Risky behaviour among backcountry riders is, in part, a function of their self-conception as consumers of risk and the degree of social acceptance it confers on them in their social group. Positional riders potentially increase both the individual and societal costs of their actions. Our hypothetical choice exercise combined with additional survey data suggests that the behaviour of positional riders is associated with perceived peer acceptance, and social media use.
Knowledge on the role of positional preferences and social norms for unwanted risk-taking behaviour can aid policymakers to design efficient interventions. Changing risky positional behaviours may involve designing social institutions that influence positional behaviour rather than alleviating it. Future avalanche educators may consider how the content and delivery of their materials may differentially influence positional and non-positional participants.

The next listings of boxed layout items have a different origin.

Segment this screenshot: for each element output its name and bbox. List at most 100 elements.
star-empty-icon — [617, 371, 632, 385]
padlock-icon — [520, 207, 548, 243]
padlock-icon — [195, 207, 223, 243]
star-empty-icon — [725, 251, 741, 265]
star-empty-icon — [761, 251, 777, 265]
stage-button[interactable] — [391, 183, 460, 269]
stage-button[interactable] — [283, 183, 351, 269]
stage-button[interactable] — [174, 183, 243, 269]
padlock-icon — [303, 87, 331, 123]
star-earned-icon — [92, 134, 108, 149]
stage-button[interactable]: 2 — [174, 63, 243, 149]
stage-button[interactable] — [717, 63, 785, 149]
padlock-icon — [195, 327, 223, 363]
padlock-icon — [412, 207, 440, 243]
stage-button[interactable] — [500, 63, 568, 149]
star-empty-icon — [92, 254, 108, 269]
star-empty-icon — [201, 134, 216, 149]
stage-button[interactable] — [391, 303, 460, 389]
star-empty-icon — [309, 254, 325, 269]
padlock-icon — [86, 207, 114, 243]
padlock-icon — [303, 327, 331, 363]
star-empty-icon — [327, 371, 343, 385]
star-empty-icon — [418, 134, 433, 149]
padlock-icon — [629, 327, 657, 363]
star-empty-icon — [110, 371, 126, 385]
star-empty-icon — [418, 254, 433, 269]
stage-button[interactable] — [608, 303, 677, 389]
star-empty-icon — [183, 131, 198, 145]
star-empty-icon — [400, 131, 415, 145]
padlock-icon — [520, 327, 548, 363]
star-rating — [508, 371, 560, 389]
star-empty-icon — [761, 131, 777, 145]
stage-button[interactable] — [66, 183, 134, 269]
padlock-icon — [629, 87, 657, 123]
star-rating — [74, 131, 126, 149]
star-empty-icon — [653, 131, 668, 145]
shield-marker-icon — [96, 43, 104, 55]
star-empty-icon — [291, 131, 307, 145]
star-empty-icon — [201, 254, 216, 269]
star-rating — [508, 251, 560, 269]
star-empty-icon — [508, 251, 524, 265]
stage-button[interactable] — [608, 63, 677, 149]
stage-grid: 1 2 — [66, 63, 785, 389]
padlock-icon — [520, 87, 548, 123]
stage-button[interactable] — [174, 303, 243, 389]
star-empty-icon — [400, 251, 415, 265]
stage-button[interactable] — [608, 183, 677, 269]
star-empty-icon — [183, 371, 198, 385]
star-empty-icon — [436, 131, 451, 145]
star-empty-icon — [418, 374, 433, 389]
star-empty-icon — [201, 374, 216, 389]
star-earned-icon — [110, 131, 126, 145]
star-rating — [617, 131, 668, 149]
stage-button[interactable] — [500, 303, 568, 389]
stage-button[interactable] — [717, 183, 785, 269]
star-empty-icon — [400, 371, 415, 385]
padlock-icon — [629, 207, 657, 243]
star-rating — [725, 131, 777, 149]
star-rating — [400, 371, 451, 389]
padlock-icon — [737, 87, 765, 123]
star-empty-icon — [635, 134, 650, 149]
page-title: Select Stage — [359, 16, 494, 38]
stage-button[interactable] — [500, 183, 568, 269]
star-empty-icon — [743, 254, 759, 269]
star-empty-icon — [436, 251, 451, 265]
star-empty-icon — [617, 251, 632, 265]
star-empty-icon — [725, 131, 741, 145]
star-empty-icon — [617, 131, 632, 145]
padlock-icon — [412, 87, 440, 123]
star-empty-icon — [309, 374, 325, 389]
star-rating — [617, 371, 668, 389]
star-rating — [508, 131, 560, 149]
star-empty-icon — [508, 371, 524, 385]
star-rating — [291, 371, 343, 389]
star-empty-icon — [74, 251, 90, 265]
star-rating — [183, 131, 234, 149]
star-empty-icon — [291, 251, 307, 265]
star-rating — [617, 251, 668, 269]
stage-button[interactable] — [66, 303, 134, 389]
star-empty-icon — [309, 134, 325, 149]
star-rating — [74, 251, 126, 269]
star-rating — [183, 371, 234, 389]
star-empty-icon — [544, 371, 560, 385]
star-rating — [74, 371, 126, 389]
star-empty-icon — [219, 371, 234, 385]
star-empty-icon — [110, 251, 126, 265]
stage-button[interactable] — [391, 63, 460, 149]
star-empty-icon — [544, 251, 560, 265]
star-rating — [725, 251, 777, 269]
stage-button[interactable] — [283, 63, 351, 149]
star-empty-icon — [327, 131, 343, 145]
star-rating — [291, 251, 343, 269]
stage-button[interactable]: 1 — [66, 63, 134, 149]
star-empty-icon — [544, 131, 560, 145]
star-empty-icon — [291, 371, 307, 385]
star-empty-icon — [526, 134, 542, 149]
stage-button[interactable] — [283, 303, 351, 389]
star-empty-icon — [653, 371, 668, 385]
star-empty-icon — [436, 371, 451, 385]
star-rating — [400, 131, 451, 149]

Unfortunately, our study has some limitations, the most important being the use of hypothetical choices. Real-life choices, taken in the heat of the moment, likely differ from coldly calibrated responses to survey questions. Another limitation is that our analysis is based on a convenience sample. The self-selection into the sample means that our participants may not represent the general backcountry population. We, therefore, hope that future research will employ techniques, e.g., GPS-tracking on a large and heterogeneous sample of backcountry riders. If researchers can follow the tracks of riders during a season, and combine GPS data with background information, such as positional preferences, this holds the potential to generate potentially powerful new knowledge.
Andrea Mannberg, Jordy Hendrikx & Jerry Johnson (2020) Risky positioning – social aspirations and risk-taking behaviour in avalanche terrain, Leisure Studies, DOI: 10.1080/02614367.2020.1831046
Andrea Mannberg is a professor in economics. Her speciality is decision-making and risk-taking behaviour.
Jordy Hendrikx is an associate professor in geography. His speciality is snow science and decision-making in avalanche terrain.
Jerry Johnson is a professor in political science. His speciality is use of public lands and decision-making in avalanche terrain.